Hard to resist Tom's invocation...
This approach has been tried before. So has the reverse arrangement: Using a material designed for HIC in the reversed-phase mode [ref: R.H. Ingraham et al., J. Chromatogr. 327 (1985) 77-92]. The arrangement you propose doesn't work well. The reason is that C-4 coatings have alkyl- groups packed closely together. As Tom points out, coatings designed for HIC generally feature moderately hydrophobic ligands (phenyl-; propyl-) attached to a reasonably hydrophilic backbone polymer and the unit cells tend to be large, resulting in a low density of the hydrophobic ligand on the surface. This arrangement works well for intact proteins, which is the application that one normally uses HIC for. The conditions tend to preserve protein tertiary structure (unless it's a subunit protein in which the subunits are associated through electrostatic attraction, which is disrupted by the high salt concentrations). The intact proteins cover so much area on the surface that there are enough hydrophobic ligands available for adequate retention even if they're sparsely distributed; it doesn't make a lot of difference if the protein is sitting on top of 4 such ligands or 14. By contrast, small solutes with hydrophobic character can line up with the ligands one on one, and ligand density makes a big difference. While it's possible to separate small peptides via HIC (A.J. Alpert, J. Chromatogr. 444 (1988) 269-274), peaks are wider and backpressure's higher than with reversed-phase.

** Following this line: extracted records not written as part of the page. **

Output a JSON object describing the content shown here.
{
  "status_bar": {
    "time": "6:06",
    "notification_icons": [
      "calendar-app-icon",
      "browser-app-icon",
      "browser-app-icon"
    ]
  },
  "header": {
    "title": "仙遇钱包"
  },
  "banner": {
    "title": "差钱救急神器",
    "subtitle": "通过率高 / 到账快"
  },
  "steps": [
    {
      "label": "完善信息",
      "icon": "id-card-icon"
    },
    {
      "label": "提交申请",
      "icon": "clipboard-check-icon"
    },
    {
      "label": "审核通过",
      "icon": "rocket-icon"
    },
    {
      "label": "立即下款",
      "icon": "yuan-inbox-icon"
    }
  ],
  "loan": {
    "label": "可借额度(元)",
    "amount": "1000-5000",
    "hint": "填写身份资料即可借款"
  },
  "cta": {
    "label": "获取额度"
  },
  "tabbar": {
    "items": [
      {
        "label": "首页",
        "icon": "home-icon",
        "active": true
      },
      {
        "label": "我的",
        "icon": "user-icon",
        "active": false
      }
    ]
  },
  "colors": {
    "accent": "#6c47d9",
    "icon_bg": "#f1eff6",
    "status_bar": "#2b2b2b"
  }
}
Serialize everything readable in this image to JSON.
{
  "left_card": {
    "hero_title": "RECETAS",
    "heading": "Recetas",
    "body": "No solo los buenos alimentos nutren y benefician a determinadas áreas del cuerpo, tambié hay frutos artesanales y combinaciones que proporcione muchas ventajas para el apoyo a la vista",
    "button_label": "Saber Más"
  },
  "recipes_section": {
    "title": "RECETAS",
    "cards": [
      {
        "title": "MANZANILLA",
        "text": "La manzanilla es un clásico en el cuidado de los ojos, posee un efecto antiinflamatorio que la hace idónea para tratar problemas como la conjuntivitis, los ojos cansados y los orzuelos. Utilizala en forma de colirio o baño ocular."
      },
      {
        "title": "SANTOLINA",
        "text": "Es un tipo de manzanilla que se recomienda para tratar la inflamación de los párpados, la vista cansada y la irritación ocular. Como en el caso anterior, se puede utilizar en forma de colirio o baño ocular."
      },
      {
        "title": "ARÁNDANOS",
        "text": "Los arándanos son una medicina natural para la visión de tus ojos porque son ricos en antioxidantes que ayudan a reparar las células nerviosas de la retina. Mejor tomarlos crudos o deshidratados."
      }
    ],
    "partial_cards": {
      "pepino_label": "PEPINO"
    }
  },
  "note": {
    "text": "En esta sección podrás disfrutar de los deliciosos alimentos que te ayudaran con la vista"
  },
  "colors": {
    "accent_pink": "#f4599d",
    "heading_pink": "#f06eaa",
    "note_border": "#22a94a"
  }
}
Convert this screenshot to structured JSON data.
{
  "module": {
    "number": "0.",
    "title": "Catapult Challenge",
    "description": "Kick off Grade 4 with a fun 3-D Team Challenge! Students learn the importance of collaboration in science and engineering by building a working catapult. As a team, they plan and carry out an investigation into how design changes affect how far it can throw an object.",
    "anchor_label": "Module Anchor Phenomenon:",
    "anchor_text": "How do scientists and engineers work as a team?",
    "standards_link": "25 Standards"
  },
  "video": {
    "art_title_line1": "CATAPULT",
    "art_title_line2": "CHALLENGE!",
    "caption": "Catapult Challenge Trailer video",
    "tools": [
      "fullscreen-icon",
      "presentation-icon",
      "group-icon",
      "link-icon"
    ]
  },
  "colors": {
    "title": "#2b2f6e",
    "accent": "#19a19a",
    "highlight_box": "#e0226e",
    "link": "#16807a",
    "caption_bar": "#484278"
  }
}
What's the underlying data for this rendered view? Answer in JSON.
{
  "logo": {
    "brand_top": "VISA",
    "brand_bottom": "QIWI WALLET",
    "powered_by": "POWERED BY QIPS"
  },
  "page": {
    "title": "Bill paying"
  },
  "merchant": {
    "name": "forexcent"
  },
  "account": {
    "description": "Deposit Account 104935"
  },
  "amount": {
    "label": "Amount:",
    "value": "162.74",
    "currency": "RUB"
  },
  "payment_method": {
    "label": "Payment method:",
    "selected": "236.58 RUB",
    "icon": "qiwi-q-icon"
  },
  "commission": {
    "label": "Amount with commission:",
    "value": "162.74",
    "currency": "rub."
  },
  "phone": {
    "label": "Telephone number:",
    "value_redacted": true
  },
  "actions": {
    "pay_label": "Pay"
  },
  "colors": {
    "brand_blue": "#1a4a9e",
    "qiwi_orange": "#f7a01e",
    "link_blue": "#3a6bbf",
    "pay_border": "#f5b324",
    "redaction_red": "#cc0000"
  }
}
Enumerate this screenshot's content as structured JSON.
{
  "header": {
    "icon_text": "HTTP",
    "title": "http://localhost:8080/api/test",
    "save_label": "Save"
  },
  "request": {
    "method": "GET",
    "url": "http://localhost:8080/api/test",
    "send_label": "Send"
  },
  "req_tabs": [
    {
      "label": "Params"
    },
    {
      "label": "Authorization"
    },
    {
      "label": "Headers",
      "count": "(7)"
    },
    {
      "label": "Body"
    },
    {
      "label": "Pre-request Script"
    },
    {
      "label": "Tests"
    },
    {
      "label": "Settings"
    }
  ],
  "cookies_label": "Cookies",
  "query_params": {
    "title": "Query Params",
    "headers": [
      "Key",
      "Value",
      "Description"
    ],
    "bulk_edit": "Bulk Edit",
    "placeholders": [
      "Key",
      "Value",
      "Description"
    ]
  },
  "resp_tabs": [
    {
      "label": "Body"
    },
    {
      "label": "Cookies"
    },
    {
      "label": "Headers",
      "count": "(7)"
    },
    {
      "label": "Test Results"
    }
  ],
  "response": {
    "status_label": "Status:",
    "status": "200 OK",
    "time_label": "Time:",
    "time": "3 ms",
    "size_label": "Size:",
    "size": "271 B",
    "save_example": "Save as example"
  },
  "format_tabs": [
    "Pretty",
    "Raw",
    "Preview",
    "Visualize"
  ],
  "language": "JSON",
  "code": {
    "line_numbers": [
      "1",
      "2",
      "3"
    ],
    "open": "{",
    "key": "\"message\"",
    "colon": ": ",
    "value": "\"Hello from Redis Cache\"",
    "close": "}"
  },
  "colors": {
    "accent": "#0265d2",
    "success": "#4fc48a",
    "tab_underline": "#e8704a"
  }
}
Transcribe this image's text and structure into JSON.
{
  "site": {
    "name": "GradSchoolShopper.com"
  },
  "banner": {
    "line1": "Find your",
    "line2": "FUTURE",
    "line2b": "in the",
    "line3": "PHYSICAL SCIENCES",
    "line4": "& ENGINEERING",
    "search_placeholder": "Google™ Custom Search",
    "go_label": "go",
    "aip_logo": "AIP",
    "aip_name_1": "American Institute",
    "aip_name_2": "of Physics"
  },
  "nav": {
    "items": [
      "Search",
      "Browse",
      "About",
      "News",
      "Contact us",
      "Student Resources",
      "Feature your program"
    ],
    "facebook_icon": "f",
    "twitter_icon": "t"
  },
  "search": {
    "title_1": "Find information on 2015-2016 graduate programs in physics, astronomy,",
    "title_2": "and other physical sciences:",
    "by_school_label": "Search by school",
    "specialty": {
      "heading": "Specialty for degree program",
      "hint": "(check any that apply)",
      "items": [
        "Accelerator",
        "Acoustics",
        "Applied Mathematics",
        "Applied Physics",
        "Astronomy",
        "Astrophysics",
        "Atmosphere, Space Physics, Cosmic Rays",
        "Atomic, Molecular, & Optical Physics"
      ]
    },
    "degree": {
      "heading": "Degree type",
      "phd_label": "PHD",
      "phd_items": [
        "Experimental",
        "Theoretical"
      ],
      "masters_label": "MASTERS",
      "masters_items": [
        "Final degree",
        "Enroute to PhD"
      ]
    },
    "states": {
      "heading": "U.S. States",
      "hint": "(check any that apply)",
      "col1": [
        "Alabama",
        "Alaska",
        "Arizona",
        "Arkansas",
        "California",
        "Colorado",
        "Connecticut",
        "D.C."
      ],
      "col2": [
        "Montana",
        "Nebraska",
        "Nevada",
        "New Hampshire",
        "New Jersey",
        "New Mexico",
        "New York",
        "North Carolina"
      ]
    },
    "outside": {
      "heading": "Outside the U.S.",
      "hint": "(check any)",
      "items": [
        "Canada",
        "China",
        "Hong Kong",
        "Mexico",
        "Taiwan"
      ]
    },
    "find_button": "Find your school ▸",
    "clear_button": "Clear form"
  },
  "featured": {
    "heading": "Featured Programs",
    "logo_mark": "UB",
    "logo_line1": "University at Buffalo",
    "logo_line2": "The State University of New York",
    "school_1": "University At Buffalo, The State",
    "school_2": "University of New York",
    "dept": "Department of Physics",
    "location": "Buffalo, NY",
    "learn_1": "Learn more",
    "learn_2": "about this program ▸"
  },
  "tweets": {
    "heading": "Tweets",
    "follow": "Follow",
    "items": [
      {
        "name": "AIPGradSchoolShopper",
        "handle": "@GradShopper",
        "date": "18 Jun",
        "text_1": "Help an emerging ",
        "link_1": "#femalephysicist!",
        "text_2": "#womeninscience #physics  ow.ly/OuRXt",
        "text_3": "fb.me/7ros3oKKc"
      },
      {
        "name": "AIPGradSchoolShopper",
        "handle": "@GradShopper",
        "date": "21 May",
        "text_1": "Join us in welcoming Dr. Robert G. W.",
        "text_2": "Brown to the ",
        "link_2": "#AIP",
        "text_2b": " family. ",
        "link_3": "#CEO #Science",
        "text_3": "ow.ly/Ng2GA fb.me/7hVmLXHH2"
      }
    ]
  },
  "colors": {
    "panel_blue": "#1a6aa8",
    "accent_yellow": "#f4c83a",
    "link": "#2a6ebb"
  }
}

Getting back to your question: It would be appreciably more difficult to get an intact protein to elute from a C-4 material. The necessary conditions might cause the loss of its tertiary structure. That in turn would expose all the hydrophobic residues that are sequestered in the core of the normal structure. They could bind to the surface in numerous alternative orientations, each with a different degree of affinity and eluting at different points in the gradient. Result: a peak 15 minutes wide. There are reasons why it's been necessary to develop alternatives to reversed-phase for protein chromatography.